Копирбай снял кебисы — кожаные калоши с задниками, окованными медными пластинками, — потопал своими хромовыми сапожками, будто радуясь их легкости. Бросил кебисы Мавжиду и заговорил о справке — нынче, дескать, справка заменяет тумар.
Нурмолды вырвал из тетради листок и написал по-русски и по-казахски, по образцу своего удостоверения: «Податель сего Копирбай Макажанов направляется по месту нового жительства. Рекомендуется оказывать содействие всем лицам. Уполномоченный по ликбезу Бегеевской области товарищ Нурмолды Утегенов».
Басил, благодаря, старикашка, кланялся. Он уехал счастливый.
Казалось, Мавжид уже не видел, не слышал, он покачивался, хихикал. Нурмолды натянул кебисы на его ноги, черные, разбитые, и тут терьякеш стал совать ему трубку: кури!
Треснутая фарфоровая чашечка со спекшейся массой. Мундштуком служила прокаленная камышинка.
От колодца подходил Рахим, веселый, с разгоревшимся лицом, с красными от колодезной воды руками.

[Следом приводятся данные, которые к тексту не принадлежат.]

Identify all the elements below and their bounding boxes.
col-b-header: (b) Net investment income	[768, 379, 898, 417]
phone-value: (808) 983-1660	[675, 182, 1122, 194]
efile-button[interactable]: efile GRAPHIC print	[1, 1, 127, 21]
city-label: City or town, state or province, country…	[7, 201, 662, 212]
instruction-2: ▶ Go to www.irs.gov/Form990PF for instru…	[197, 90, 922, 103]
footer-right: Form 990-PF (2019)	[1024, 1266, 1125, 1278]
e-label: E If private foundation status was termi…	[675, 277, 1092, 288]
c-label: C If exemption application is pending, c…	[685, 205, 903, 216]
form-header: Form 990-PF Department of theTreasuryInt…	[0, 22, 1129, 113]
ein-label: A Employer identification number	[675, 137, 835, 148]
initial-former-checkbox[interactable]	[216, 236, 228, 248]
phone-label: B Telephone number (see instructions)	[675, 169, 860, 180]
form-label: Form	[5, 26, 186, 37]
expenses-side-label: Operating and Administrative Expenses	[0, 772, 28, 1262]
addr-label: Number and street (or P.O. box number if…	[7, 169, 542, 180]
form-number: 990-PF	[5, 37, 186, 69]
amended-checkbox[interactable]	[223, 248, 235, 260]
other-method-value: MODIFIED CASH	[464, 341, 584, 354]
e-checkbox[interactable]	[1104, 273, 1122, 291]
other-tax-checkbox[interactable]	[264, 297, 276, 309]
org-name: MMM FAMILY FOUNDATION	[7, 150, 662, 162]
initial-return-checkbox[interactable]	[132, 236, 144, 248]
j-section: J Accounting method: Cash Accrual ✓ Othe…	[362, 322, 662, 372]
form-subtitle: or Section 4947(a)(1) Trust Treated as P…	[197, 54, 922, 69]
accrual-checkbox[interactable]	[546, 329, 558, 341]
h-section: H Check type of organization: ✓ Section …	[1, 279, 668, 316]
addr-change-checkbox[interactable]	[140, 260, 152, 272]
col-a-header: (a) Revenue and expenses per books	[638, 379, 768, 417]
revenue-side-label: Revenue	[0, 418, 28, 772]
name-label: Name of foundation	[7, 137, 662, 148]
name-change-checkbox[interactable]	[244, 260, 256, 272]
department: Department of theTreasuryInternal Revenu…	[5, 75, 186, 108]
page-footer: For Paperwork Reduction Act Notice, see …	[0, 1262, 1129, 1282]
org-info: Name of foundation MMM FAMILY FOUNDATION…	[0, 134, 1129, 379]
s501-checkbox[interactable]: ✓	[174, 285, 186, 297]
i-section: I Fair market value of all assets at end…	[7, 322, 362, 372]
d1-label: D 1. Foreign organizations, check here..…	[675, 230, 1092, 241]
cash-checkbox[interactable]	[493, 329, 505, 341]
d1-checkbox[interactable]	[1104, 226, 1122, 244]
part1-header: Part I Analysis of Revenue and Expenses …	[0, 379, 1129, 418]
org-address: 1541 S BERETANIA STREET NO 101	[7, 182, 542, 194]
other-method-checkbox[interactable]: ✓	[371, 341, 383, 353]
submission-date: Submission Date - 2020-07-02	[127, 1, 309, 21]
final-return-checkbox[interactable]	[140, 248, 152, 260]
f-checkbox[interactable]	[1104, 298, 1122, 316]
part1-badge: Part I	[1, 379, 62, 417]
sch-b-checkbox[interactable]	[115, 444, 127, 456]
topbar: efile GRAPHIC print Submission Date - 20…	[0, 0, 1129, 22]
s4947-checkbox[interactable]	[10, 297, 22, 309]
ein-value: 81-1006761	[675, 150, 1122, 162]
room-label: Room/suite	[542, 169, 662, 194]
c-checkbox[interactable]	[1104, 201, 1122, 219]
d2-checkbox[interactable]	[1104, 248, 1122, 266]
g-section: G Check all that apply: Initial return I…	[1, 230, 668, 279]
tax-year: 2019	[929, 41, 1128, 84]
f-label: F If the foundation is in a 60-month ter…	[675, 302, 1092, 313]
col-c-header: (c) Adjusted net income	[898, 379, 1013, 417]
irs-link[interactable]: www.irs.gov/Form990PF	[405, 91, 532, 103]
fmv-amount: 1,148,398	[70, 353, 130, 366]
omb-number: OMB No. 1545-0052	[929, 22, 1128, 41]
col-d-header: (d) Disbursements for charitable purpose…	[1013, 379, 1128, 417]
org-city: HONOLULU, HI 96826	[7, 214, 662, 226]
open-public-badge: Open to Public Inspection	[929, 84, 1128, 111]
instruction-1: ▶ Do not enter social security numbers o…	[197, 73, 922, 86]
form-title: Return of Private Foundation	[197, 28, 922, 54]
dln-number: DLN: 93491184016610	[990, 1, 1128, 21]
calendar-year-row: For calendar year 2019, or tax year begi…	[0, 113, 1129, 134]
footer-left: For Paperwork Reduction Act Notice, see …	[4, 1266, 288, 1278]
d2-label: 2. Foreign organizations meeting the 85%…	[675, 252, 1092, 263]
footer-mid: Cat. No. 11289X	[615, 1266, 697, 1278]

Нурмолды посадил терьякеша впереди себя на седельную подушку. Держал между рук его легкое мальчишеское тело.
Очнувшись и обнаружив, что Нурмолды выбросил его трубочку, Мавжид стал вырываться, свалился с коня, отбежал, а когда Нурмолды попытался его посадить на коня, плевался, опять убегал и бросался камнями. Усмирил его Рахим — сплеча, жестоко хлестнул камчой.
Нурмолды, вернувшись — он ходил собирать топливо, — не нашел Мавжида на стоянке. Разбудил Рахима, тот заявил, что и не подумает искать терьякеша: человек ушел по своей воле.
— Сегодня ты намерен обратить волость в новую веру, завтра покончить с исламом, послезавтра провести здесь, — Рахим хлопнул по кошме, — железную дорогу. Моя программа еще значительней твоей. Аллах послал меня объявить: все тюркские народы должны объединиться в Туранское государство. Куда терьякешу с нами? Дым сильнее его.
Нурмолды оседлал саврасого. До потемок кружил по окрестностям. На второй день поисков Нурмолды спешивался лишь затем, чтобы напоить коня, сгрызть горсть шариков курта, которого осталось полмешочка.
— Нурмолды, аулы уходят быстро. Поспешим им вдогонку.
— Как его бросишь? Здесь до весны мы последние путники. Разве что волки пробегут.
— Аллах покровительствует юродивым, больным, обреченным.
— Аллаха нет, Рахим-ага… Демьянцев говорит: остается спрашивать с себя.
— Пусть он хоть трижды большевик, разве он может дать человеку здоровье? Сделать из ленивого труженика? Из пьяницы — трезвенника?
— Надо начинать кому-то переделывать человека, Рахим-ага.
— Опять речи Демьянцева… Зачем переделывать? Терьякеша бросил родной брат — ты его подобрал. Терьякеш сам ушел от нас. Ты же гоняешься за ним, кричишь: я возьму тебя в будущее! Я заставлю тебя забыть терьяк! Научу ремонтировать паровозы! Мы построим вам Турксиб — и строят, не спрашивают. Они знают, что с подвижностью населения слабнет любовь к родным местам! С нас берут налог на строительство башни до неба! Нас загоняют в совхозы, запрещают кочевать и твердят: мы заставим вас быть счастливыми. Пора, пора вернуться к временам, когда писали в фетвах: «Если неверные стараются подняться выше, чем мусульманин, и достигнуть тем или иным путем превосходства, они должны быть убиваемы».
3
Табыны — казахский род, кочевал в Приаралье.